Dear Diary: Hepburn
What a difference a day makes &c. I was practically a W-O-M-A-N today. (Sing it, Maria!) And yet it wasn’t that I got so much done as that I attended to so many different things, one of which was finishing The Kiss Murder, Mehmet Murat Somer’s “detective novel” starring an Audrey-Hepburn-like drag queen who’s also a gifted kick-boxer, a veritable Jackie Chan in YSL. In Istanbul, did I mention.
PLUS! PLUS! PLUS! I fixed the dishwasher. Me, moi! All by myself.

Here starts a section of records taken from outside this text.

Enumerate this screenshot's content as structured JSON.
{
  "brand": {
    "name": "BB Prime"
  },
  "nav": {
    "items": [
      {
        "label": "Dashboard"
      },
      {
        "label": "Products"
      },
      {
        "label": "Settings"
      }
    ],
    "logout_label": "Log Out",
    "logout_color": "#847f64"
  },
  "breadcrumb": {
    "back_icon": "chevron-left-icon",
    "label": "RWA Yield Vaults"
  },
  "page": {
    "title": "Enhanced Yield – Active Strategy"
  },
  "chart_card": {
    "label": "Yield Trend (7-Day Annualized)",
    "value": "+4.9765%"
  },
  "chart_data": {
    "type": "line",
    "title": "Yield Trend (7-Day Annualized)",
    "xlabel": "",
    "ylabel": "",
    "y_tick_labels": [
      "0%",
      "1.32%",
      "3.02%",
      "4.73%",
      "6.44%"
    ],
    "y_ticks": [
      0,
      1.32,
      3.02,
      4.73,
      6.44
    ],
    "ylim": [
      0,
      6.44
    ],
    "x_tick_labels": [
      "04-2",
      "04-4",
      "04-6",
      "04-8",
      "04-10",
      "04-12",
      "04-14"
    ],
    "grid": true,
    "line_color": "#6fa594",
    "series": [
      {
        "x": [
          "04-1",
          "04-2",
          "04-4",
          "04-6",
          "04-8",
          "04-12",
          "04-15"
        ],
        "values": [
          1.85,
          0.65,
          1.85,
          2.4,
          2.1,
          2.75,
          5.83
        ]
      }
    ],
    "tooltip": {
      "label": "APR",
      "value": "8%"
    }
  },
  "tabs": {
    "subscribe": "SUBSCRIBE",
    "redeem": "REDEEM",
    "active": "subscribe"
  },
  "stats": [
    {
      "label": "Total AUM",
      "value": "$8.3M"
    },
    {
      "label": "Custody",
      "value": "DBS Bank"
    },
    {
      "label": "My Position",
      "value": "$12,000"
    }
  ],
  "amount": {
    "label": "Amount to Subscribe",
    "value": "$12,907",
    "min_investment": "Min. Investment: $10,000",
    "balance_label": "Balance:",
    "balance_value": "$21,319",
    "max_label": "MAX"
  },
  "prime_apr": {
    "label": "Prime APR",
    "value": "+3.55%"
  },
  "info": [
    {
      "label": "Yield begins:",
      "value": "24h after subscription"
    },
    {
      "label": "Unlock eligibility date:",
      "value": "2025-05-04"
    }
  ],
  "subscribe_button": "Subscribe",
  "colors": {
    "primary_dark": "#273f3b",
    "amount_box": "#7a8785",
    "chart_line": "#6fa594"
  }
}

Okay, no plumbing was involved. What had happened — a fit of pique. The sort of thing that happens only when I’m really too tired to be in the kitchen. Sure, I’d floated through the evening on a sea of Sancerre and Champagne, but intoxication was not the culprit. I wasn’t so much a drunk as an overtired three year-old. If you’ve been around an overtired three year-old lately, you know that it is easier to plug a volcano with your index finger than to quiet a toddler who has gotten stuck in the phase change between wakefulness and sleep. (Cue the streaky Star Trek effects!) That was me on Wednesday night. I gave the middle rack of the dishwasher a yank. No doubt I meant to punish it by forcibly evicting it from the dishwasher. In this I was successful. How to put it back, though….
Only when all the dishes and whatnot of the not-a-birthday party had been washed (on the bottom rack; the dishwasher continued to work just fine, at half capacity) did I figure out how to fix the thing. As you can imagine, what was missing after the defenestration was whatever it was that kept the middle rack from rolling on indefinitely, right off the retractable rails. What in model railroading was called a “buffer” — the things at the end of the track at Washington’s Union Station that will keep a locomotive from ploughing into the passengers. I new that I was missing the dishwasher’s objective correlative of these stoppers, but I had no idea what it looked like. Until I chanced to see the upper rack, the very shallow shelf for silver (this is a Miele we’re talking about; none of those ground-floor silverware baskets here!). At the end of each retractable rail, there was a little plastic plug. Aha! I was looking for two items. What did they look like? And — in a miracle of modern cognition — no sooner did I realize that I was looking for two plastic plugs (as opposed to the band of aluminum that I’d imagined) than they both appeared! Unbroken! Plugged into place, they did their job, although the trauma of ejection had weakened the grip of the join on the right. So I fastened both plugs with twist-ties.
Wasn’t that fascinating?
Having shared all of this wonderful news, I find that I have no energy at all for a discussion of Los Abrazos Rotos, the new Almodóvar film. I saw it late this afternoon — something else that I did today that wasn’t exactly taxing. All I’ll say now is that Penélope Cruz has never been more ravishing. Her brilliant smile eats up the screen with the gusto of Audrey Hepburn — or Katharine, if you prefer.
Kathleen will be leaving for Florida in the morning, even though the weather there is supposed to be worse for Florida than what we’re going to have is for New York. I’ve sent her off with a last supper of some of my best dishes: tomato soup, grilled lamb chops, steamed baby asparagus and roast new potatoes. A Hepburn sort 0f menu, when you think about it.